Stocks were mixed in early trading on Monday as investors sifted a mixed bag of data from China. Wall Street continues to eye the bond market, where yields gave back some of last week's gains.
The S&P 500 index was down 0.1% at 10:05 a.m. Eastern as rising industrial and consumer discretionary shares were offset by declines in banks and energy stocks. The Dow Jones Industrial Average was down 0.1% as well, dragged down by the same industries. Meanwhile the Nasdaq Composite was up slightly, rising 0.2%.
Investors' focus remains on the recovery of the U.S. and global economies from the coronavirus pandemic. The $1.9 trillion aid package for the U.S. economy has lifted investors' confidence in a strong recovery from the pandemic in the second half of the year, but also a potential jump in inflation.

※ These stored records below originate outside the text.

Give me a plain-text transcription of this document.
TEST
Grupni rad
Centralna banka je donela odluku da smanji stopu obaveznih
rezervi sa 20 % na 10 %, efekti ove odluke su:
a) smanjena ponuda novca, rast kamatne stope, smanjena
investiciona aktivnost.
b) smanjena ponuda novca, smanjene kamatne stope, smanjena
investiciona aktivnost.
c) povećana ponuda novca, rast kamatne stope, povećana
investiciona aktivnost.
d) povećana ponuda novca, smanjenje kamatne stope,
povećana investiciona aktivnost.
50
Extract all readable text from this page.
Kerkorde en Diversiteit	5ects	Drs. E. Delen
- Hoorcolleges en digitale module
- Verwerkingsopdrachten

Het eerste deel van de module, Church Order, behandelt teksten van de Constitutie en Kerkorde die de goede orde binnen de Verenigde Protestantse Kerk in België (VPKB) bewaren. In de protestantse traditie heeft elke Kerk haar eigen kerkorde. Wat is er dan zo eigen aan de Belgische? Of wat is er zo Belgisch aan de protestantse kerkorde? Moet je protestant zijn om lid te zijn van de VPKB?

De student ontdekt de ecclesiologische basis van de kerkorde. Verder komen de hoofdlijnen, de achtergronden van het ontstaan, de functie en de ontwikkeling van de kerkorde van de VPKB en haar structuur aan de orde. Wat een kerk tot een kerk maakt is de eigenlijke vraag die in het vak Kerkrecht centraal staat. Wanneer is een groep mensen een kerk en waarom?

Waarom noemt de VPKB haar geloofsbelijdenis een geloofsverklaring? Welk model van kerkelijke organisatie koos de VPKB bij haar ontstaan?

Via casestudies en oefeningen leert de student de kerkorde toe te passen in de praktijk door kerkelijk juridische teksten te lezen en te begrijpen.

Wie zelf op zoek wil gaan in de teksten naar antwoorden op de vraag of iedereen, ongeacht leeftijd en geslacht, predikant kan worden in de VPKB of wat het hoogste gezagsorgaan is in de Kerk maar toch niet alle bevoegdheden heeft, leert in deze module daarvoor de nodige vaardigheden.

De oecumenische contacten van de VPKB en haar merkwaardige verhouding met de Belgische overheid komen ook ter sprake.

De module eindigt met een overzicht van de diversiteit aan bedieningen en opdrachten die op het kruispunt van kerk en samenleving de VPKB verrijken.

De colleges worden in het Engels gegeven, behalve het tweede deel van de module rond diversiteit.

President Joe Biden also laid out a plan, in a prime-time speech last week on Thursday to expand vaccine eligibility to all Americans by May 1, which should also translate into faster economic growth.

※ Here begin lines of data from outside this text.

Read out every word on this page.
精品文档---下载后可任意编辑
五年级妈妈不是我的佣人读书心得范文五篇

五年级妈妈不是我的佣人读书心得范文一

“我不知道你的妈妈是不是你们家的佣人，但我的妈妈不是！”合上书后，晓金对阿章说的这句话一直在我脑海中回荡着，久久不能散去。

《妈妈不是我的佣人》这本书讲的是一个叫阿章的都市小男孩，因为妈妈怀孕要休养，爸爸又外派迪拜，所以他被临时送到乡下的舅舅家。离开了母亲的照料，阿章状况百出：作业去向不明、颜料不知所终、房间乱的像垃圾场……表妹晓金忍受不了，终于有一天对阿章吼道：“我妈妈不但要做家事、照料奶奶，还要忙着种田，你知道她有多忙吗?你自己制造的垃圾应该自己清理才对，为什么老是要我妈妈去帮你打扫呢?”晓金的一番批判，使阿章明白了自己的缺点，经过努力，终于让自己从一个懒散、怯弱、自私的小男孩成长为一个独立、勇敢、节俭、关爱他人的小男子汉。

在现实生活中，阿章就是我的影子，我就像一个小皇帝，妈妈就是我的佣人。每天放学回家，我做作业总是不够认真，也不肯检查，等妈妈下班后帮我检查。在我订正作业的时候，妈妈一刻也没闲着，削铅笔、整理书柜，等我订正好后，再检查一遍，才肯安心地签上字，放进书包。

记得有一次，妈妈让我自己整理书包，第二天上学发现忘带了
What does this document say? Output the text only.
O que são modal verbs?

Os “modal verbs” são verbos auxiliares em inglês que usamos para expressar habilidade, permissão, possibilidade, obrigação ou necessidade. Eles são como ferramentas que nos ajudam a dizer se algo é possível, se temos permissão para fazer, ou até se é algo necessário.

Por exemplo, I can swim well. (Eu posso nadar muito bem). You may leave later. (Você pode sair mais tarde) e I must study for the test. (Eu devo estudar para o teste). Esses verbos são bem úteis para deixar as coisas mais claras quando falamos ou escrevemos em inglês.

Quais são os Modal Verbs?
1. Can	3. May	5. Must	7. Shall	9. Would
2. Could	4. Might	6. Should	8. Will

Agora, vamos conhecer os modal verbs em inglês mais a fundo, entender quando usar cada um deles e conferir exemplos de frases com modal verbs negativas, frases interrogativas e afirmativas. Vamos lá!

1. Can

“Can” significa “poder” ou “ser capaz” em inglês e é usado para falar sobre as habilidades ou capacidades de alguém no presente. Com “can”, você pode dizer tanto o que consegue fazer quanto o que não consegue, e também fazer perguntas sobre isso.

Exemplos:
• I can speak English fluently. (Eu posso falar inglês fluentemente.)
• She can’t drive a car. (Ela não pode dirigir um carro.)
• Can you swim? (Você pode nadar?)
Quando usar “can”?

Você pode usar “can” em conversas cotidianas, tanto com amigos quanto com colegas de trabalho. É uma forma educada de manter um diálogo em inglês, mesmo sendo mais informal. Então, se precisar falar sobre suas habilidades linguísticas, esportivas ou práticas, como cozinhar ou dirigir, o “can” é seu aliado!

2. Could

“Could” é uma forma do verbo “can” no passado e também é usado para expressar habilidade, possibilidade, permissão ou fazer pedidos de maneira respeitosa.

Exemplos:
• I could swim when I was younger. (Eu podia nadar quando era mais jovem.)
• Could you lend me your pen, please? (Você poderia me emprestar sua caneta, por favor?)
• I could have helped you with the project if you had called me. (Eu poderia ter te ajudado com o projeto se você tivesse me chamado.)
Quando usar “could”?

Bond yields ticked mildly lower on Monday, with the 10-year U.S. Treasury note falling to 1.60% from 1.62% on Friday. The mild drop in yields was impacting bank stocks the most, where investors have placed big bets that higher yields would translate into banks charging more to borrowers. Bank of America was down 1.5%, Wells Fargo was down 1% and Citigroup fell 1.5% as well.
Technology stocks, which have been hurt by the rise in bond yields, resumed climbing. Apple and Tesla Motor Co. both rose 2%. The bond market was the dominant force in pulling tech stocks mostly downward this year, because as yields push interest rates higher, they make high-flying stocks look expensive.

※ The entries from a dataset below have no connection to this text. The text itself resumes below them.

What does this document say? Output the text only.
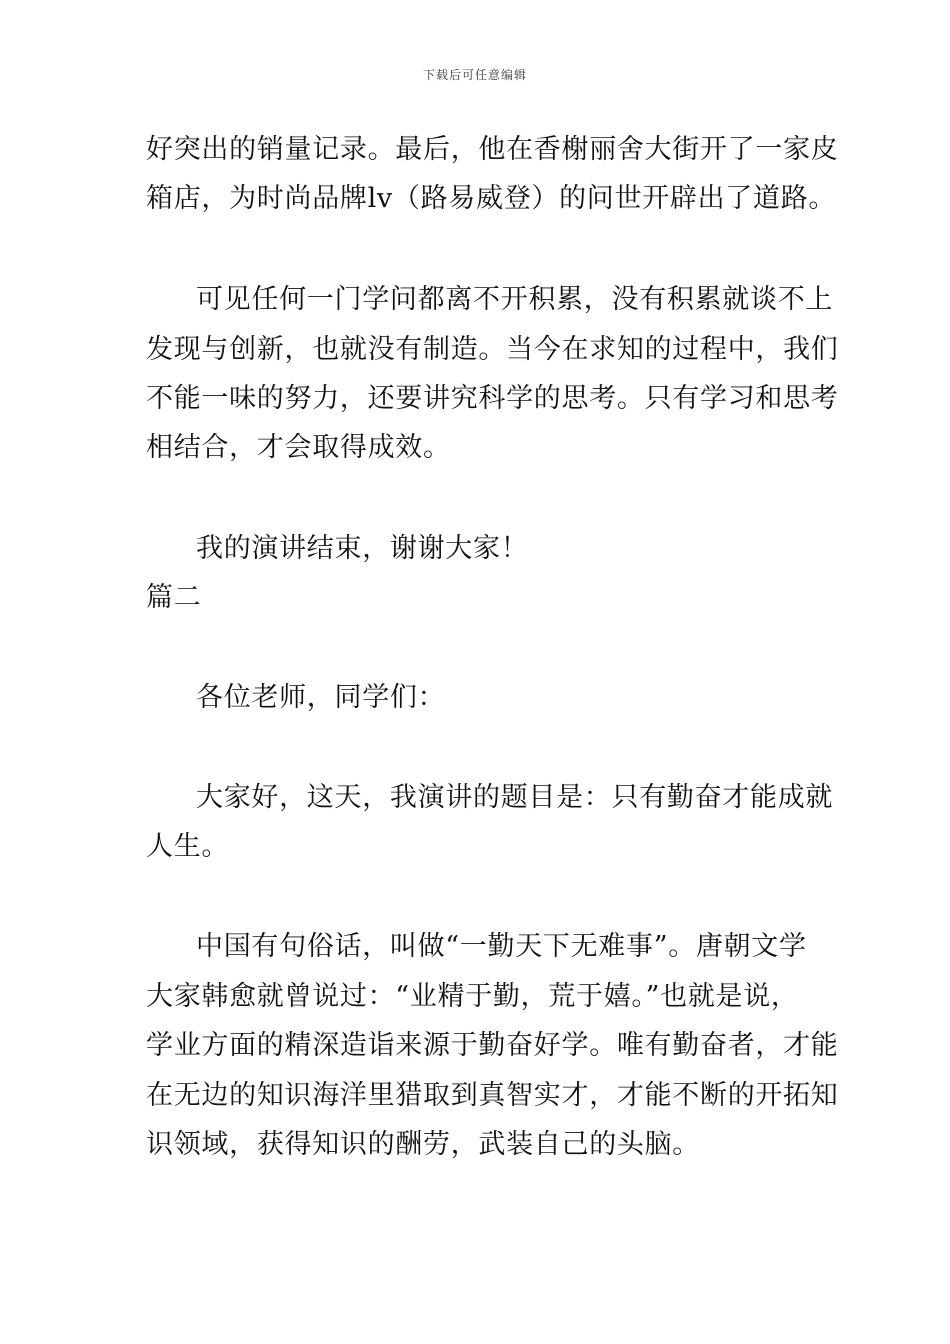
下载后可任意编辑
好突出的销量记录。最后，他在香榭丽舍大街开了一家皮
箱店，为时尚品牌lv（路易威登）的问世开辟出了道路。
可见任何一门学问都离不开积累，没有积累就谈不上
发现与创新，也就没有制造。当今在求知的过程中，我们
不能一味的努力，还要讲究科学的思考。只有学习和思考
相结合，才会取得成效。
我的演讲结束，谢谢大家！
篇二
各位老师，同学们：
大家好，这天，我演讲的题目是：只有勤奋才能成就
人生。
中国有句俗话，叫做“一勤天下无难事”。唐朝文学
大家韩愈就曾说过：“业精于勤，荒于嬉。”也就是说，
学业方面的精深造诣来源于勤奋好学。唯有勤奋者，才能
在无边的知识海洋里猎取到真智实才，才能不断的开拓知
识领域，获得知识的酬劳，武装自己的头脑。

Markets got a mixed message from China, which has led the global recovery and reopened earlier than other countries from coronavirus shut-downs following the disease's emergence in the central city of Wuhan in early 2020.
Retail sales there jumped nearly 36% year-on-year in January-February from a year earlier. The surge was mostly driven by strong demand for cars, catering and jewelry, suggesting Chinese consumers were splashing out during the Lunar New Year, ING economists said in a report.
The gain was exaggerated by comparison with the low level of activity during the shutdowns last year, ING said.
Meanwhile, China's jobless rate rose to 5.5% from 5.2% a year earlier, possibly affected by flare ups of coronavirus in some areas, analysts said.